Don’t worry, you have come to the right webpage and I promise this is not a treatise on mathematics. Be honest though, did you not sense a chill down your spine, when you glimpsed this algebraic equation? Even if you had been a bright student cracking such equations with aplomb, I bet you might have wondered, “Is this ever going to be useful in my real life?”
Pressure instead of pleasure
Most of us were fed such equations every day at school, when, all we wanted to do was to catch tadpoles. Especially when growing up in India, it was impossible for me to escape the scrutiny of teachers, parents and even neighbours when it came to scoring marks in maths exams. It was seen as the ultimate measure of one’s intelligence. I am not saying that learning maths was underwhelming nor am I questioning its purpose and application.
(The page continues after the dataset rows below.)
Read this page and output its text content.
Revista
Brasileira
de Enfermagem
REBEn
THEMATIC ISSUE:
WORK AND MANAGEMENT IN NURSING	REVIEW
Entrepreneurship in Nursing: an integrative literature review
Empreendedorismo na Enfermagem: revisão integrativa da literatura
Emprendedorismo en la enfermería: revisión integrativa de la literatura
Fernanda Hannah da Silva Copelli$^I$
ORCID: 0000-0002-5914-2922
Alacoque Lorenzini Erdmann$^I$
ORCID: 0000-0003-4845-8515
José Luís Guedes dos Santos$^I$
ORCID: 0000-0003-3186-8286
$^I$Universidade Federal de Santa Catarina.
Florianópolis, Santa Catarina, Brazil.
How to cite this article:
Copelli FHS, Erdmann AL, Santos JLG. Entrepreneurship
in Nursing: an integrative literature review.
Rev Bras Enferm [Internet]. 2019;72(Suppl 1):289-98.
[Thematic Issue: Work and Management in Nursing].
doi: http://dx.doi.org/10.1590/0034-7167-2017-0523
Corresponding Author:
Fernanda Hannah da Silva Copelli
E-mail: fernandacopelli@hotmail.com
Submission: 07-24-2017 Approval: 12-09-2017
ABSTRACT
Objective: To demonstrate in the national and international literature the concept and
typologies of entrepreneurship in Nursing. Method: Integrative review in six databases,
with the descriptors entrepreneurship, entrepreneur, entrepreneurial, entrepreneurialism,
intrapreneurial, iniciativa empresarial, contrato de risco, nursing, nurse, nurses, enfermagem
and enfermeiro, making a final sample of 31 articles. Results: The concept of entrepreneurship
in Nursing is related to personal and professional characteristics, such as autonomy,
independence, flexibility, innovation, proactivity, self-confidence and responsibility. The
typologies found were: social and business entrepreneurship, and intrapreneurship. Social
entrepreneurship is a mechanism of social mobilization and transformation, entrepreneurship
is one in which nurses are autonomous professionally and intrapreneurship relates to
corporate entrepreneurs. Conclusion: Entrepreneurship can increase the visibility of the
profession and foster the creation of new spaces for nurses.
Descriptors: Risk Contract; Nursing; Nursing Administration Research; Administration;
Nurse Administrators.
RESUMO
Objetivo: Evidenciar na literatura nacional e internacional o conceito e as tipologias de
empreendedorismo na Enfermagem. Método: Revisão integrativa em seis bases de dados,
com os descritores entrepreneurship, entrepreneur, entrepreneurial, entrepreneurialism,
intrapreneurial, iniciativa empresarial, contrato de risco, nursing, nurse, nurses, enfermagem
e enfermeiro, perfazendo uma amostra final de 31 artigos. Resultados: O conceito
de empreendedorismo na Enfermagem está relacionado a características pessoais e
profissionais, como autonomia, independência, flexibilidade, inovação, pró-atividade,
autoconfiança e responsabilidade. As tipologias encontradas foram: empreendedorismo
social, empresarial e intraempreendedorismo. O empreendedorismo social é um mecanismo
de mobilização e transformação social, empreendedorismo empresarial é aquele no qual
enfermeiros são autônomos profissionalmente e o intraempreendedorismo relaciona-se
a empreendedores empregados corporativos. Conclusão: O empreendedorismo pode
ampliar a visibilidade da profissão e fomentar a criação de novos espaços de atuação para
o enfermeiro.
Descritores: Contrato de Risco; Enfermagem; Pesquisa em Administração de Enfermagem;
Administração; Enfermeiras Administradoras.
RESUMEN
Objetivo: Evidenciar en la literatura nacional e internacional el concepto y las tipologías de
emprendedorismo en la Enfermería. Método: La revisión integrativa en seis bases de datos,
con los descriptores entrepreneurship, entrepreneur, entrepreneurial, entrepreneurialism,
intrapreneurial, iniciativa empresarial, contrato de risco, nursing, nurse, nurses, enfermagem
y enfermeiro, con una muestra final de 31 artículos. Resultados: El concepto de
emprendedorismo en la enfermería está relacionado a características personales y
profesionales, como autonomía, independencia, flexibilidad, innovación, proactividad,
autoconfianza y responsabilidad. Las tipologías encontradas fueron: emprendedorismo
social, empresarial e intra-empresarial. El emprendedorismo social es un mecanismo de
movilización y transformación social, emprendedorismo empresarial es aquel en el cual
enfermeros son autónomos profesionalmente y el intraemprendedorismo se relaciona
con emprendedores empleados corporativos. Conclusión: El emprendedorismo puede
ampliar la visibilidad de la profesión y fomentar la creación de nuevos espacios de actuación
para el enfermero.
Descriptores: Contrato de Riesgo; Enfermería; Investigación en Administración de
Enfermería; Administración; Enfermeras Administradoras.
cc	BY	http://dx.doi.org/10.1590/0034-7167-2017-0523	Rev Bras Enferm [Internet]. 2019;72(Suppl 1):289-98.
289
As a matter of fact, there are many sites and blog posts illustrating the usage of such algebraic equations, trigonometry and the like.
My argument is, we scare the kids and inflict pain on them with the way we introduce such concepts, when it could be actually so much fun for the kids to discover and learn intuitively.
I share my recent experience – and the sheer pleasure – when I introduced the concept of algebra to my daughter, who will finish her primary school this year.
Intuition vs techniques & short cuts
Before getting into algebra, I wanted to ensure that her intuitive understanding of arithmetic is strong. For instance, she should be able to appreciate that the arithmetic operation of division (and thus fractions) is the same as the intuitive act of dividing a pizza and sharing the slices among us. I didn’t ask her that simple a question. I asked her this:
Divide 50 by half.
Did you have the number 25 flashing in your mind ? She too fell for it. Well, the answer is 100. The usual mathematical approach to explain the solution has been:
Dividing 50 by (1/2) is the same as (50/1) x (2/1). Thus the answer is 50 x 2 = 100.
However an intuitive way to understand this, is to use a real life example. Imagine 50 chocolate bars and consider you have to share those with a lot of children by cutting each chocolate by half. Now did 100 flash in your mind? I guess you didn’t have to strain your mind. Intuition. Which is our natural gift to learn maths (or anything) with a bit of fun.
Understand infinity by intuition
For instance, the concept of infinity is not easy to grasp by intuition. But let us try the same approach as above: If you slice an orange by half, you get two portions. If you slice it by one-thirds instead, you would get 3 portions. If you cut that fruit into thinner and thinner pieces (one-hundredth or even one millionth) you will be left with a large number of slices. Now attempt a thought leap to cut it into almost invisible slides (thinness=zero), you would get an infinite number of pieces.
Thus 1/0 = ∞
Marcus du Sautoy explains this and much more in his brilliant BBC TV series The Story of Maths. He narrates how the whole world, east and the west, have contributed to the evolution of mathematics across centuries.
Algebra: plums, peaches, weights and the scale
The word Algebra is derived from Arabic “al=jabr” meaning “re-union of broken parts” (source: Wikipedia). Marcus narrates how Chinese traders used an intuitive way to solve real world problems in the ancient times. One such problem is to determine the weight of a plum and a peach while they had the following situation:
One plum and three peaches weigh 15 grams. Whereas, two plums and one peach together would weigh 10 grams. Their approach is as follows:
The trader would place one plum and three peaches on one side of the scale, balancing with 15 grams on the other. Now he would double on both ends of the scale by adding one more plum and three more peaches, which requires 30 grams to balance. Then he would go ahead and remove both the plums as well as one peach from the scale. Left with five peaches on one end, he would find that it takes 20 grams to balance the scale. Thus a peach would weigh 4 grams. It is then straightforward to deduct that a plum would be 3 grams in weight.
This was a fun, intuitive way to solve a real world problem.
Contrast this with the mechanical way of solving equations that I would have to teach her:
Let a be the weight of a plum;
Let b be the weight of a peach:
Equation one: a + 3b = 15
Equation two: 2a + b = 10
multiply equation one by 2:
Equation three: 2a + 6b = 30
Subtracting two from three gives us, 5b = 20, thus b = 4 and then you can use equation one to deduce a = 3
Though this method would not torment her as such, I guess she would have little clue on what was accomplished in the end. At least with plums and peaches approach, even if she fails to solve the problem, she is only going to run away, with a healthy snack in hand!
Maths by story tellers:
I found Dan Meyer‘s blogs and Salman Khan‘s videos to be quite popular. They are some of the the new age gurus who have brought about a paradigm shift in the way maths is taught. When I assumed that this transformation is restricted to the US and developed countries, it was inspiring to watch the story of a math teacher in Morocco (Math in Morocco: Where Math Grows on Trees) which shows the passion with which he teaches an array of mathematical concepts by taking the children through a journey of growing olive trees in the school, measuring its produce, carrying the olives to a nearby traditional olive press powered by a camel.
Must admit, I find myself immersed and lost in these stories a lot more than in teaching her any maths.
We both love stories. Maths can wait!